A story that appeared in The Technician early in March 1963 had all the makings to launch a protest on campus. It spelled out one man’s indignation at an ill he viewed as so perilous to society, he was willing to dedicate the next 10 years of his life and his $400,000 inheritance from his father to remedy it.
As president of the Society for Indecency to Naked Animals, G. Clifford Prout saw it as his duty to travel the country and clothe every animal, whose birthday suits he saw as leading to the moral decay of the country. The Technician spelled out SINA’s contention “that the immorality of America is caused by the slight skads [sic] of little naked animals running around, flaunting their ‘vital parts.'” So Prout decided to start a chapter of SINA on many college campuses, including NC State, to carry out his charge.

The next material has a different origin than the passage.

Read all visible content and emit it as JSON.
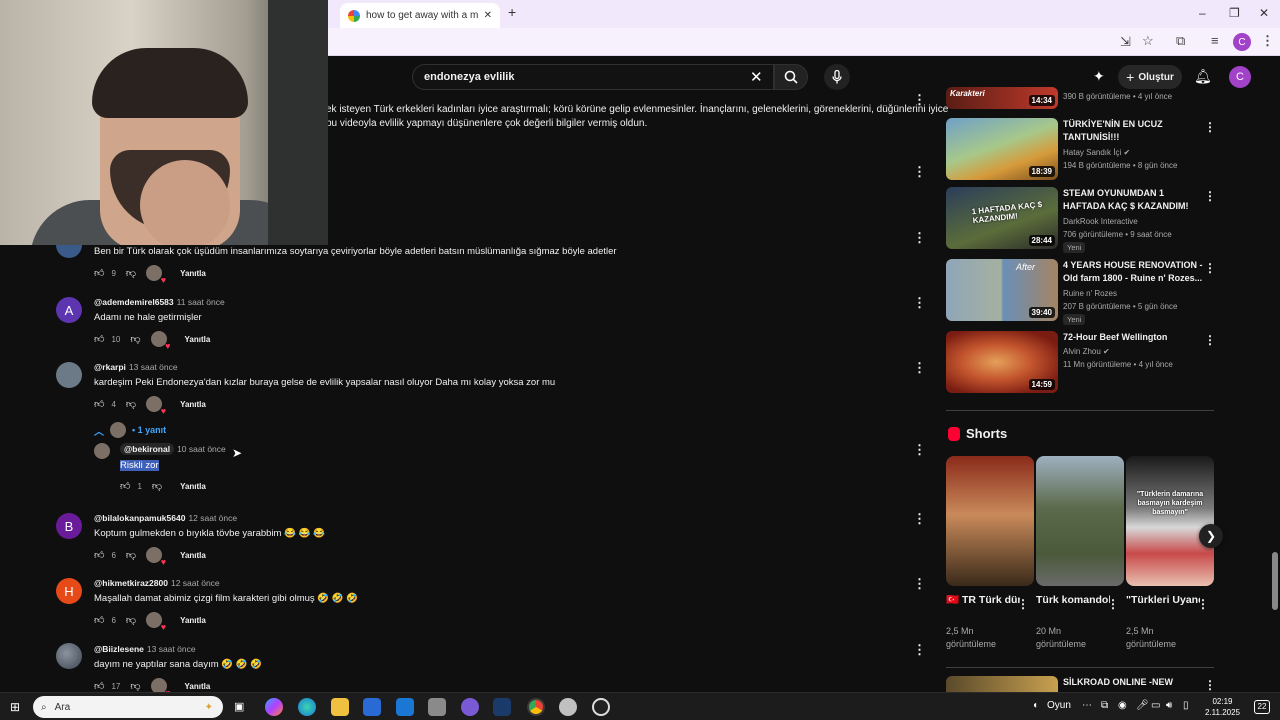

“Be it resolved,” the SINA constitution read, according to The Technician, “that the members of SINA shall devote their time and energy to clothe all naked animals that appear in public, namely horses, cows, dogs, and cats, including any animal that stands higher than four inches and is longer than six inches.”
Prout also proposed a march in Washington, D.C., to protest then-first lady Jackie Kennedy and her daughter, Caroline, riding nude horses. And he offered a contest that called for each participants to write an essay of between 100 and 10,000 words addressing the theme, “Why I Choose to Be a Decent Person.”

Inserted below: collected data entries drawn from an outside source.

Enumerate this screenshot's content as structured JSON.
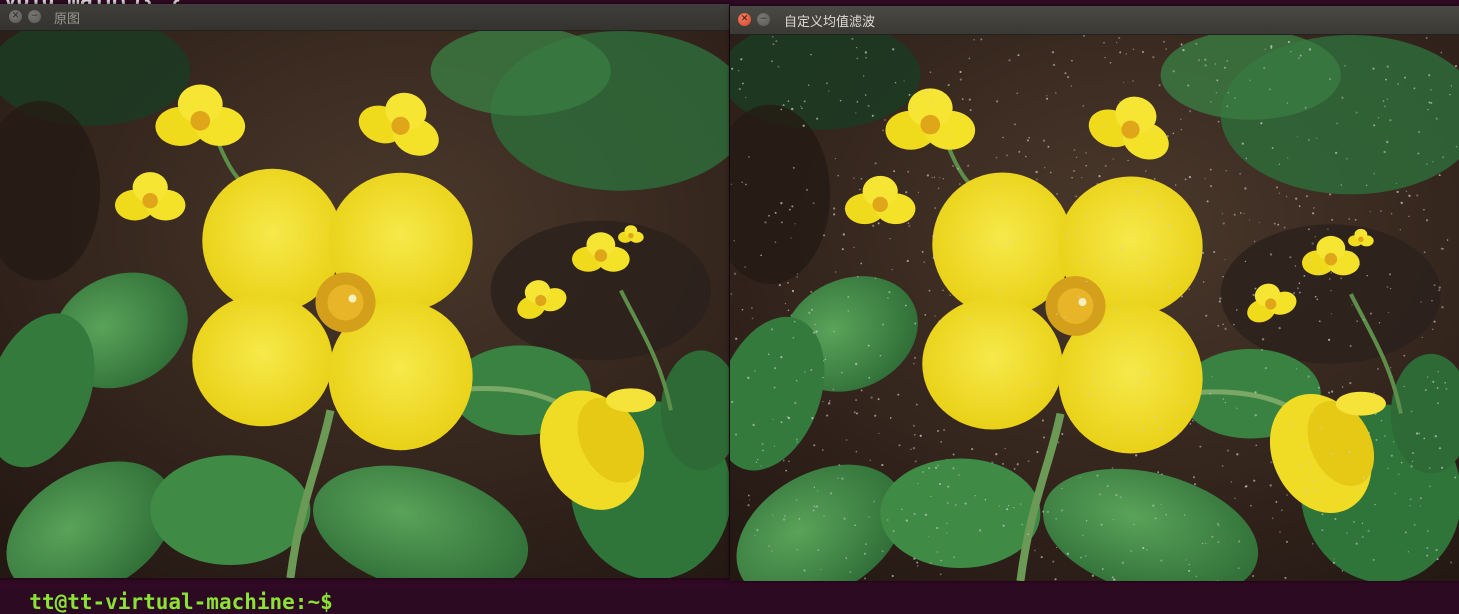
{
  "terminal": {
    "top_line": "void main(){ }",
    "bottom_prompt": "tt@tt-virtual-machine:~$"
  },
  "windows": [
    {
      "title": "原图",
      "active": false,
      "noise": false
    },
    {
      "title": "自定义均值滤波",
      "active": true,
      "noise": true
    }
  ],
  "colors": {
    "terminal_bg": "#300a24",
    "prompt_green": "#8ae234",
    "titlebar": "#3c3b37",
    "title_active_text": "#dfdbd2",
    "title_inactive_text": "#9b9892",
    "close_button": "#e05a3c",
    "petal_yellow": "#f2e12a",
    "leaf_green": "#3f8a45",
    "soil": "#3a2b22"
  },
  "icons": {
    "close": "close-icon",
    "minimize": "minimize-icon"
  }
}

But on this day 50 years ago, The Technician admitted that it (like students at several other universities) had been pranked and that SINA and Prout were hoaxes thought up by American prankster Alan Abel. And it turns out that Prout, himself, was played in public appearances by none other than comedy writer, Saturday Night Live alumnus and screenwriter of The Graduate Buck Henry.
“Well it finally happened,” The Technician reported on this day in 1963. “THE TECHNICIAN was played for a fool. …We think it’s a shame. We can’t help but wonder how our cows would look in petticoats.”